Bor menggarisbawahi bahwa para peneliti hanya memperhatikan biaya pencegahan infeksi HIV. "Kalau kita menyertakan semua keuntungan yang didapat dari bersekolah, maka efektivitas biayanya, saya pikir, akan lebih terasa, seperti slam dunk," tambahnya.
Dalam komentar yang menyertai penelitian tersebut, ahli ekonomi kesehatan dari New York University, Karen Grepin mengatakan penelitian tersebut menyediakan bukti yang kuat bahwa pendidikan bisa mengurangi risiko HIV. "Alasan utama (pendidikan) bukan untuk kesehatan," ujarnya, "tapi dampak kesehatannya juga luar biasa."
Bagaimana caranya?
Tidak jelas bagaimana pendidikan bisa mengurangi risiko HIV. Botswana tidak punya kurikulum pendidikan HIV pada tahun 1996.
“Saya pikir, itulah salah satu hal yang paling menarik tentang hasil penelitian ini," kata Bor. "Apa yang kita lihat bukan hasil dari pendidikan khusus HIV, tapi pendidikan dalam cakupan yang lebih luas. Yang kemudian menimbulkan pertanyaan, apa yang didapat orang dari pendidikan?"
Pendidikan lebih tinggi meningkatkan prospek kerja, yang khususnya penting bagi perempuan. Di Afrika sub Sahara, Bor mengatakan, perempuan sering kali "berada dalam posisi yang bergantung secara ekonomi dengan pasangannya dalam hubungan seksual di mana mereka tidak punya kekuasaan cukup dalam hubungan tersebut untuk memaksa sang pria mengenakan kondom atau menghindari risiko dengan cara lain."

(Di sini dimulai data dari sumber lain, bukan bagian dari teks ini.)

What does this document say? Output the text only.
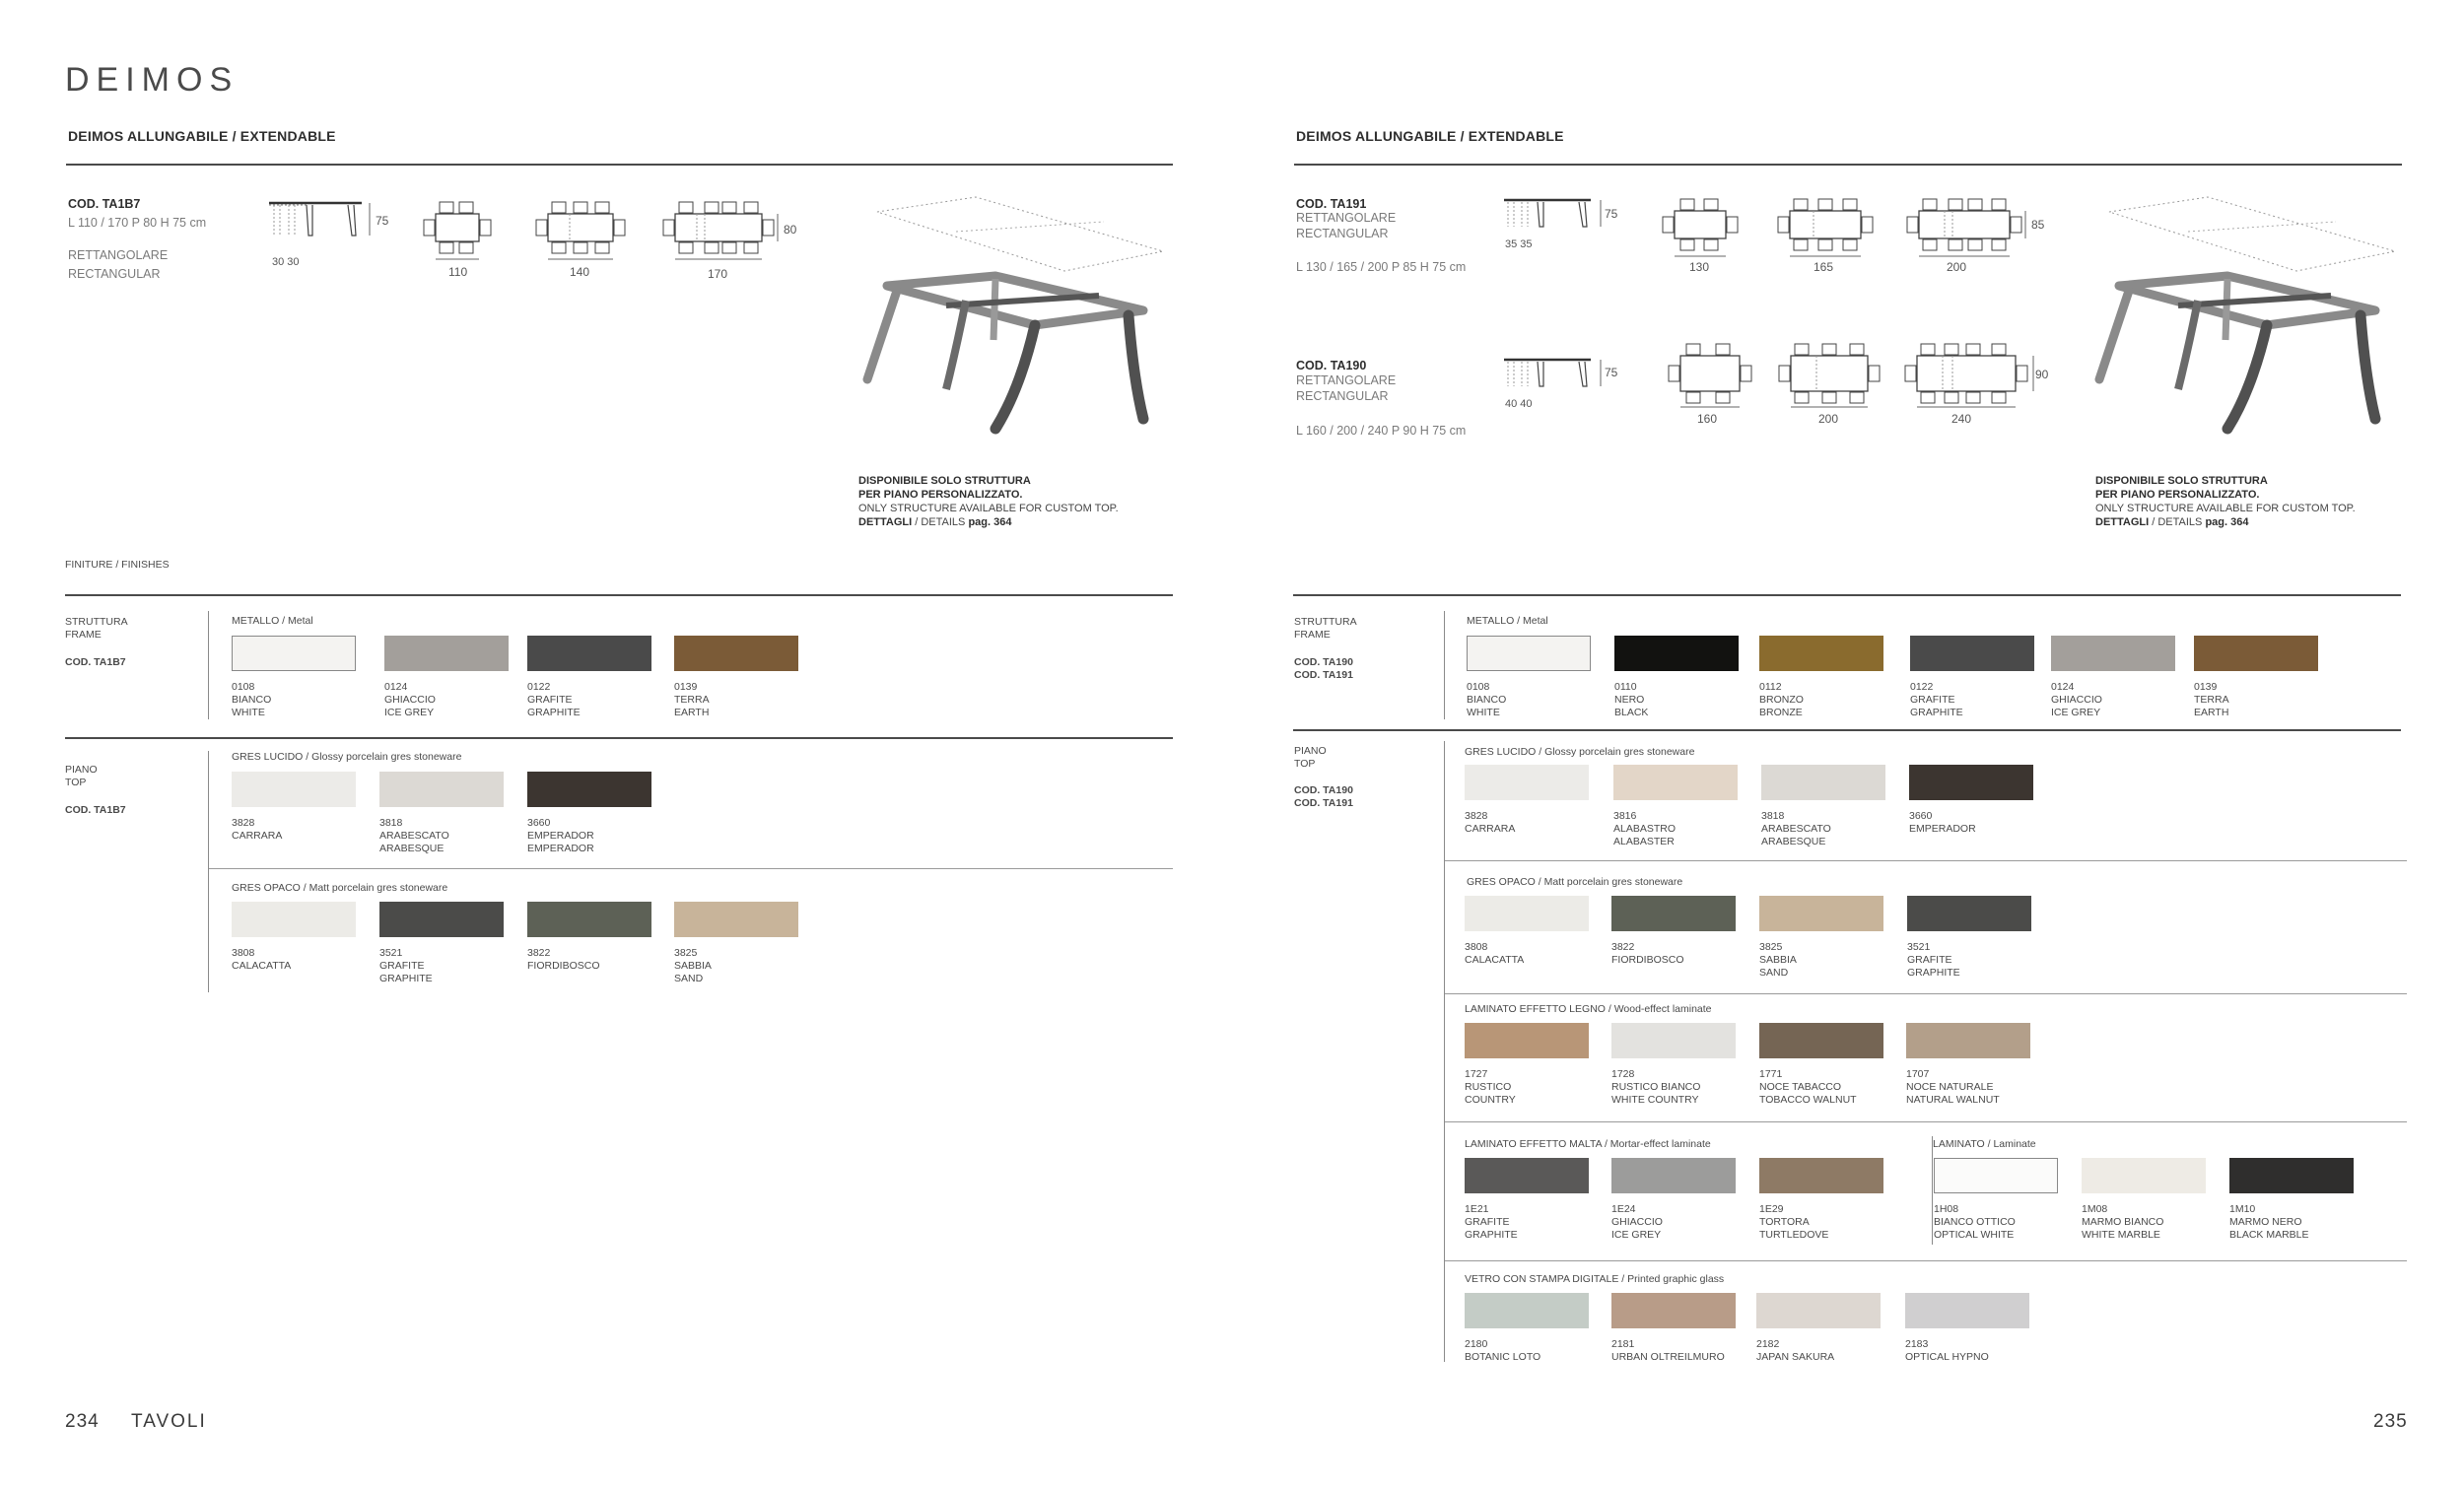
DEIMOS
DEIMOS ALLUNGABILE / EXTENDABLE
COD. TA1B7
L 110 / 170 P 80 H 75 cm
RETTANGOLARE
RECTANGULAR
75
30 30
110	140
80
170
DISPONIBILE SOLO STRUTTURA
PER PIANO PERSONALIZZATO.
ONLY STRUCTURE AVAILABLE FOR CUSTOM TOP.
DETTAGLI / DETAILS pag. 364
FINITURE / FINISHES
STRUTTURA
FRAME
COD. TA1B7
METALLO / Metal
0108
BIANCO
WHITE
0124
GHIACCIO
ICE GREY
0122
GRAFITE
GRAPHITE
0139
TERRA
EARTH
PIANO
TOP
COD. TA1B7
GRES LUCIDO / Glossy porcelain gres stoneware
3828
CARRARA
3818
ARABESCATO
ARABESQUE
3660
EMPERADOR
EMPERADOR
GRES OPACO / Matt porcelain gres stoneware
3808
CALACATTA
3521
GRAFITE
GRAPHITE
3822
FIORDIBOSCO
3825
SABBIA
SAND
234 TAVOLI
DEIMOS ALLUNGABILE / EXTENDABLE
COD. TA191
RETTANGOLARE
RECTANGULAR
L 130 / 165 / 200 P 85 H 75 cm
75
35 35
130	165
85
200
COD. TA190
RETTANGOLARE
RECTANGULAR
L 160 / 200 / 240 P 90 H 75 cm
75
40 40
160	200
90
240
DISPONIBILE SOLO STRUTTURA
PER PIANO PERSONALIZZATO.
ONLY STRUCTURE AVAILABLE FOR CUSTOM TOP.
DETTAGLI / DETAILS pag. 364
STRUTTURA
FRAME
COD. TA190
COD. TA191
METALLO / Metal
0108
BIANCO
WHITE
0110
NERO
BLACK
0112
BRONZO
BRONZE
0122
GRAFITE
GRAPHITE
0124
GHIACCIO
ICE GREY
0139
TERRA
EARTH
PIANO
TOP
COD. TA190
COD. TA191
GRES LUCIDO / Glossy porcelain gres stoneware
3828
CARRARA
3816
ALABASTRO
ALABASTER
3818
ARABESCATO
ARABESQUE
3660
EMPERADOR
GRES OPACO / Matt porcelain gres stoneware
3808
CALACATTA
3822
FIORDIBOSCO
3825
SABBIA
SAND
3521
GRAFITE
GRAPHITE
LAMINATO EFFETTO LEGNO / Wood-effect laminate
1727
RUSTICO
COUNTRY
1728
RUSTICO BIANCO
WHITE COUNTRY
1771
NOCE TABACCO
TOBACCO WALNUT
1707
NOCE NATURALE
NATURAL WALNUT
LAMINATO EFFETTO MALTA / Mortar-effect laminate	LAMINATO / Laminate
1E21
GRAFITE
GRAPHITE
1E24
GHIACCIO
ICE GREY
1E29
TORTORA
TURTLEDOVE
1H08
BIANCO OTTICO
OPTICAL WHITE
1M08
MARMO BIANCO
WHITE MARBLE
1M10
MARMO NERO
BLACK MARBLE
VETRO CON STAMPA DIGITALE / Printed graphic glass
2180
BOTANIC LOTO
2181
URBAN OLTREILMURO
2182
JAPAN SAKURA
2183
OPTICAL HYPNO
235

Selain itu, bersekolah lebih tinggi bisa jadi meningkatkan kemampuan kognitif yang membantu membuat keputusan lebih baik.

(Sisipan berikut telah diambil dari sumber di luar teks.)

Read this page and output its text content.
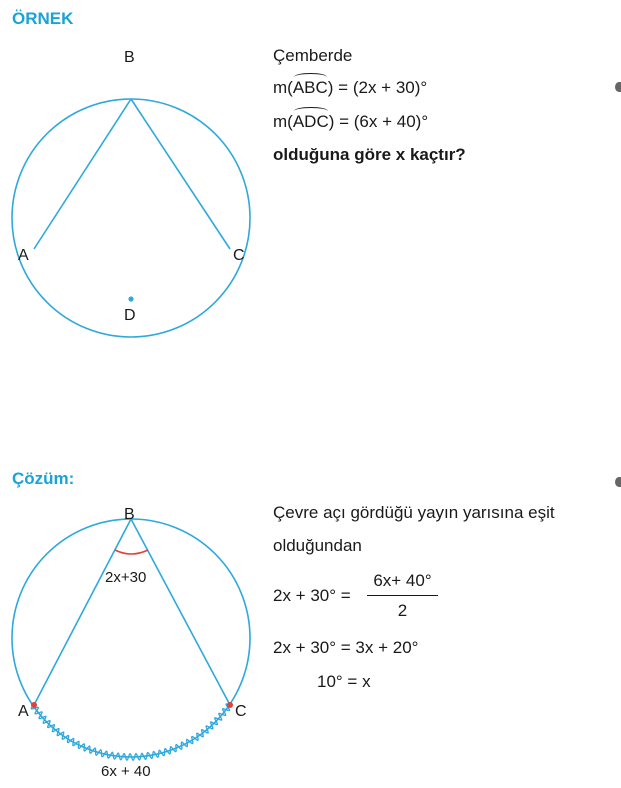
ÖRNEK
B
A	C
D
Çemberde
m(ABC) = (2x + 30)°
m(ADC) = (6x + 40)°
olduğuna göre x kaçtır?
Çözüm:
B
A	C
2x+30
6x + 40
Çevre açı gördüğü yayın yarısına eşit
olduğundan
2x + 30° =
6x+ 40°
2
2x + 30° = 3x + 20°
10° = x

Tapi selain keahlian belajar, siswa pada usia tersebut "membentuk jati diri mereka dan bagaimana masa depan mereka," ujarnya, seperti, "apakah di masa depan mereka akan memiliki karir, atau apakah fokus masa depan mereka adalah mencari suami."
Saat ini mereka tidak punya jawabannya, tapi Bor mengatakan penelitian berikutnya akan berusaha menjawab pertanyaan tersebut.